Fröhlicher Fundus-Flohmarkt der Komödie am Kudamm – doch DER Grund dafür ist gar nicht lustig

2022-08-19 21:01:03 By : Mr. Rex Chang

Die neue Bühne der Komödie am Kurfürstendamm ist noch nicht fertig, doch es gibt weder eine neue Spielstätte noch Platz für Bühnen-Kleider, Requisiten und Teile der Technik.

Ein schickes Kleid für festliche Anlässe für 20 Euro, das war das Richtige für das schmale Budget der Studentin Jacqueline, auch wenn es einen Fleck hat: „Das bekommt man weg!“ Die junge Französin zählte zu den Hunderten von Menschen, die am Sonntag (und deutlich vor dem offiziellen Beginn um 12 Uhr) zum großen Fundus-Verkauf der Komödie am Kurfürstendamm im Schiller-Theater strömten, um Schnäppchen zu schlagen.

Theater-Chef Martin Woelffer und seine Mitstreiter hatten nicht wirklich freiwillig dazu eingeladen.
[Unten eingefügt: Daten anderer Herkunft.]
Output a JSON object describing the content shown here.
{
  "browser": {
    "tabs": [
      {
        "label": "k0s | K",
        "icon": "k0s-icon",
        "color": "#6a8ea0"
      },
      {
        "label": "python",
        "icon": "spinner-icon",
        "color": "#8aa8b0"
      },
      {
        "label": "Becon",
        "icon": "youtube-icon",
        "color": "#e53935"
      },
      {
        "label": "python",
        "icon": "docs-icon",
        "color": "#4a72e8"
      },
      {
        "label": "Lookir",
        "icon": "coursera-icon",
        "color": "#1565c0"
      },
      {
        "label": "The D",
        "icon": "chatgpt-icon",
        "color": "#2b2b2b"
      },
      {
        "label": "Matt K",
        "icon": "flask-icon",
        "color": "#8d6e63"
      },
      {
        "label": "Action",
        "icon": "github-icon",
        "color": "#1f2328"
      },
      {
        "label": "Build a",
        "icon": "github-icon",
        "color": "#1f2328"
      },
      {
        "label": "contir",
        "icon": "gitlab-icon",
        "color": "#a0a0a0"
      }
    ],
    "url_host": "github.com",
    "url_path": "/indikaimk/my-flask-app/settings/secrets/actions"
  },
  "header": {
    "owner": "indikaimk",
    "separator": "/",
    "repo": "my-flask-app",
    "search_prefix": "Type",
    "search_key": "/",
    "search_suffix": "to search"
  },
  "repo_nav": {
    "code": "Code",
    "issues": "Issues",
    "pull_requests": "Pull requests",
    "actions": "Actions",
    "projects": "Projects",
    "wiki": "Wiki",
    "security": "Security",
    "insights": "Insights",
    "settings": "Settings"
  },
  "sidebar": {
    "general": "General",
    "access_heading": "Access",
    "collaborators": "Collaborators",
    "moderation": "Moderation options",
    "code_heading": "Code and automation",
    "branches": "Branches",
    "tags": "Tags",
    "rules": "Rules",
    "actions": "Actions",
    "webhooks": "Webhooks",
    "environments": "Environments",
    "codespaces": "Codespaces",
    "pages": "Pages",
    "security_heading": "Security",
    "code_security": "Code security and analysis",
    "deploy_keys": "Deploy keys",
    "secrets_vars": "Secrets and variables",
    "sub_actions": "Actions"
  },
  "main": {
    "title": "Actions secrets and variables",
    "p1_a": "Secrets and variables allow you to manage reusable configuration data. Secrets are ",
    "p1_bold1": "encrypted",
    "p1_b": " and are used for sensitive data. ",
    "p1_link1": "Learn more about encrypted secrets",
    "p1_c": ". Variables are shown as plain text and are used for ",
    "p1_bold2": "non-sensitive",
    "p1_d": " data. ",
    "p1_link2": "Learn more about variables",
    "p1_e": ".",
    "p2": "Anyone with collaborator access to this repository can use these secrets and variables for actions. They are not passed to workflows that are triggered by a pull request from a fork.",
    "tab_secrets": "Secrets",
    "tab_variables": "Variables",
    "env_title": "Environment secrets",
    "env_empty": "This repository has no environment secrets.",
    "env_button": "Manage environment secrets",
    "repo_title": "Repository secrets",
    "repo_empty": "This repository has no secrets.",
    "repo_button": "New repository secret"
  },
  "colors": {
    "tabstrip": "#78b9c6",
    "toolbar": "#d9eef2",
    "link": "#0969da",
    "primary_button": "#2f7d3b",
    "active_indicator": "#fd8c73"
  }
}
Der Flohmarkt war die Konsequenz aus dem Schicksal, das der Bühne übel mitspielt, sie wider Willen zu einer Art Wanderzirkus machte.

Mitte 2018 musste sie aus seinem Räumen am Kudamm-Karree raus und ins Schiller-Theater als Notlösung rein, weil der Stammsitz mit den beiden Bühnen Komödie beziehungsweise Theater am Kurfürstendamm abgerissen wurde.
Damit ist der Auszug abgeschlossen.